28 outubro 2011

O Manuscrito de Sir Charles


"Não sentiu qualquer dor. Tinha sido uma queda com sorte, sem repercussões físicas. Surpreendido olhou à sua volta para ver se alguém tinha notado a sua escorregadela e o estrago feito na parede. Por sorte sua, ninguém tinha entrado na biblioteca. Não queria arranjar problemas com os monges cartuxos que com tanta solidariedade o tinham acolhido e, menos ainda, ter de justificar que, por seu descuido, tinha partido um azulejo que provavelmente dataria do século XII. Reinstalou o azulejo juntando com cuidado os pedacitos deste no seu lugar.
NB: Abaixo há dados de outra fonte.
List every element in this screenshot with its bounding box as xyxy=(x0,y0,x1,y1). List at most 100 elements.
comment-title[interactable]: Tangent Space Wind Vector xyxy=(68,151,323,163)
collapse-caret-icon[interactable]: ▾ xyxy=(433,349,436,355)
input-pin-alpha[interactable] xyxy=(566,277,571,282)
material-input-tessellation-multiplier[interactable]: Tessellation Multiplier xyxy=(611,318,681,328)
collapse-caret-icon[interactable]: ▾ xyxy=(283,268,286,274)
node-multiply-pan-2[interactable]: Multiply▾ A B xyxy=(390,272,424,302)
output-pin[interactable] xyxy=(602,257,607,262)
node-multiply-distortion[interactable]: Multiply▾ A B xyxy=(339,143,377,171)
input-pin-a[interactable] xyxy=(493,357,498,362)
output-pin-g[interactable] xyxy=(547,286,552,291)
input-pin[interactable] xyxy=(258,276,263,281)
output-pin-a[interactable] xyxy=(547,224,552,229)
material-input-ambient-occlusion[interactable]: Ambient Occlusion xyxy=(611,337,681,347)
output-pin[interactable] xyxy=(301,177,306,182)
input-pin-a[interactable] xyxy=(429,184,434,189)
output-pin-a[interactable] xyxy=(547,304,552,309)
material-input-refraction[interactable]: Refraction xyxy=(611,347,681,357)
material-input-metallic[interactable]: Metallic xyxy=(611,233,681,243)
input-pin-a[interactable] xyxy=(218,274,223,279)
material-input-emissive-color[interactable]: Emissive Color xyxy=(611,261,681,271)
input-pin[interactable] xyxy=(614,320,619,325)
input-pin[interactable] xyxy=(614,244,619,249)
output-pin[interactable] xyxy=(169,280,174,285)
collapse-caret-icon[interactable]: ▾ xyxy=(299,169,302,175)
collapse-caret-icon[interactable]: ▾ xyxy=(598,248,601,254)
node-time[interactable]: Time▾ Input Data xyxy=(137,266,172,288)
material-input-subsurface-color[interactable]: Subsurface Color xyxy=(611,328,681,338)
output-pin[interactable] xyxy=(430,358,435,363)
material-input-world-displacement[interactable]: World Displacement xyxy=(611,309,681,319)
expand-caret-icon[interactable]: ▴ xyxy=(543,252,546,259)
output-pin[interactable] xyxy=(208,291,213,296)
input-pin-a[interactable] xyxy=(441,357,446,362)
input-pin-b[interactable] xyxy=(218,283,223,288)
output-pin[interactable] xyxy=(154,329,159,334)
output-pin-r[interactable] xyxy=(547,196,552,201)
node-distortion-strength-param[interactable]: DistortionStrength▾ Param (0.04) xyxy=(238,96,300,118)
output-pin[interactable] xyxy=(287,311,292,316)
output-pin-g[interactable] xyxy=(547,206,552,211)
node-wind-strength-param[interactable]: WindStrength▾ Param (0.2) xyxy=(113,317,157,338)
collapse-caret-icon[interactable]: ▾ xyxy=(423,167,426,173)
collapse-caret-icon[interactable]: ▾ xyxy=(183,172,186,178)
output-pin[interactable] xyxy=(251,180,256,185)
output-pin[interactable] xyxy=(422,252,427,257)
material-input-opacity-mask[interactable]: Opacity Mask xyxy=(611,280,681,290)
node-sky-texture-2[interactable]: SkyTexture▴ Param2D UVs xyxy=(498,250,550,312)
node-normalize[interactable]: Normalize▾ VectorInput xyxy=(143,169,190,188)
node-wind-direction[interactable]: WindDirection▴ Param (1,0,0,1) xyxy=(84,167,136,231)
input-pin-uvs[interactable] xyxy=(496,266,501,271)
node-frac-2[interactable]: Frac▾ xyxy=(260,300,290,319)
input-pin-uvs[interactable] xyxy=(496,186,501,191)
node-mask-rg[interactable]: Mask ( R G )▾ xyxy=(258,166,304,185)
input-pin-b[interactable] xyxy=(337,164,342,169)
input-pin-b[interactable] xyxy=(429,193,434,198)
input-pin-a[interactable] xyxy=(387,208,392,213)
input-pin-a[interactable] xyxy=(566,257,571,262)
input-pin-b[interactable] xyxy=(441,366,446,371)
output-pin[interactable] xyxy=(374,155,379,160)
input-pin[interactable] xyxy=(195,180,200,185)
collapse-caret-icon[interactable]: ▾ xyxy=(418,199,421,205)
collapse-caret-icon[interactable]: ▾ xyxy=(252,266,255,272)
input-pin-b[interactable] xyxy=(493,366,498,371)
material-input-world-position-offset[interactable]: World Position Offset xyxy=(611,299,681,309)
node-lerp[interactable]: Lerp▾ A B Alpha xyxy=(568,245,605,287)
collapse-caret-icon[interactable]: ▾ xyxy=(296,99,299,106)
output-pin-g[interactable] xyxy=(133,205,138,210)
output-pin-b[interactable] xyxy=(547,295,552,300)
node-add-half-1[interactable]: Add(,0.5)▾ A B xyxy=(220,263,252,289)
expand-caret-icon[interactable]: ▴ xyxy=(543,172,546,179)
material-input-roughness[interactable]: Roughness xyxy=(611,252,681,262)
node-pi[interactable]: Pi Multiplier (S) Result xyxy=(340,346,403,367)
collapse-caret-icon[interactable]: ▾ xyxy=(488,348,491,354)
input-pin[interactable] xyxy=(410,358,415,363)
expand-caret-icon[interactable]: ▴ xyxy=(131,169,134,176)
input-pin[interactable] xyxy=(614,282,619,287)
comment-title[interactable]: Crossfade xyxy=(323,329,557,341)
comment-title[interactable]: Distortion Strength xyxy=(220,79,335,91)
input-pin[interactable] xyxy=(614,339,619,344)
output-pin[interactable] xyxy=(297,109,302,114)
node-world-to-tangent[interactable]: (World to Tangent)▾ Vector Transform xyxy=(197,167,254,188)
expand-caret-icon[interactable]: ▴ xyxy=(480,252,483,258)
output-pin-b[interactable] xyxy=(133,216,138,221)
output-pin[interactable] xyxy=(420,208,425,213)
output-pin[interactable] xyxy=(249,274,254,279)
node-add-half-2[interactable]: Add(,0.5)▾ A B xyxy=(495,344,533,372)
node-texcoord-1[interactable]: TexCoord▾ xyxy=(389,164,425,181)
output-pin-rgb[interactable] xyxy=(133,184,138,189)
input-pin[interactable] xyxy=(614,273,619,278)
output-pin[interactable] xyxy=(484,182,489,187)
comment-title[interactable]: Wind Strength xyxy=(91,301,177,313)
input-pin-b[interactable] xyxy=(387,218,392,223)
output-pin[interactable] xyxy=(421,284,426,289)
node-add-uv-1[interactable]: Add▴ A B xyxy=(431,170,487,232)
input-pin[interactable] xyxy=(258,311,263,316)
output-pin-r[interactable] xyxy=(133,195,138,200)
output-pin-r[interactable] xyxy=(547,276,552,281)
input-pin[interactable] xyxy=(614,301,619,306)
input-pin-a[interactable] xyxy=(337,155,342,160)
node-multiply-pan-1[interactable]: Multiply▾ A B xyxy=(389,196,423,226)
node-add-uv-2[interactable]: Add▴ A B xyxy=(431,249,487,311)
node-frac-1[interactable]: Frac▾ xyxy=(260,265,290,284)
Com pastilha elástica profusamente mascada – a sua companheira nessa etapa da sua vida em que tentava deixar de fumar -, reuniu os segmentos mais pequenos no seu sítio, tentando disfarçar esse rasto quase imperceptível que indicava uma rachadela. Recolheu igualmente as duas ou três esquartelas que tinham caído para o chão ao descascar-se o azulejo e pô-las no bolso para não deixar rasto. Depois, de forma descuidada, acomodou sobre o azulejo um enorme madeiro para melhor disfarçar o estrago.
Como é natural, não pôde deixar de retirar esses papéis do seu esconderijo secreto antes de colocar o azulejo no seu sítio. Acossado pela curiosidade decidiu inspeccioná-los imediatamente. Atravessou rapidamente a antecâmara para sair da biblioteca. Dissimulando as folhas de papel na sua samarra de capibara, dirigiu-se para a cela. Pensativo mas excitado por essa surpreendente e inesperada descoberta, interrogava-se em que língua estariam esses papéis escritos, quem os teria escrito e, sobretudo, qual seria o tema que tinha levado o autor a escondê-los num covil secreto da biblioteca em vez de os tornar públicos. Escondê-los porquê? Escondê-los de quem?"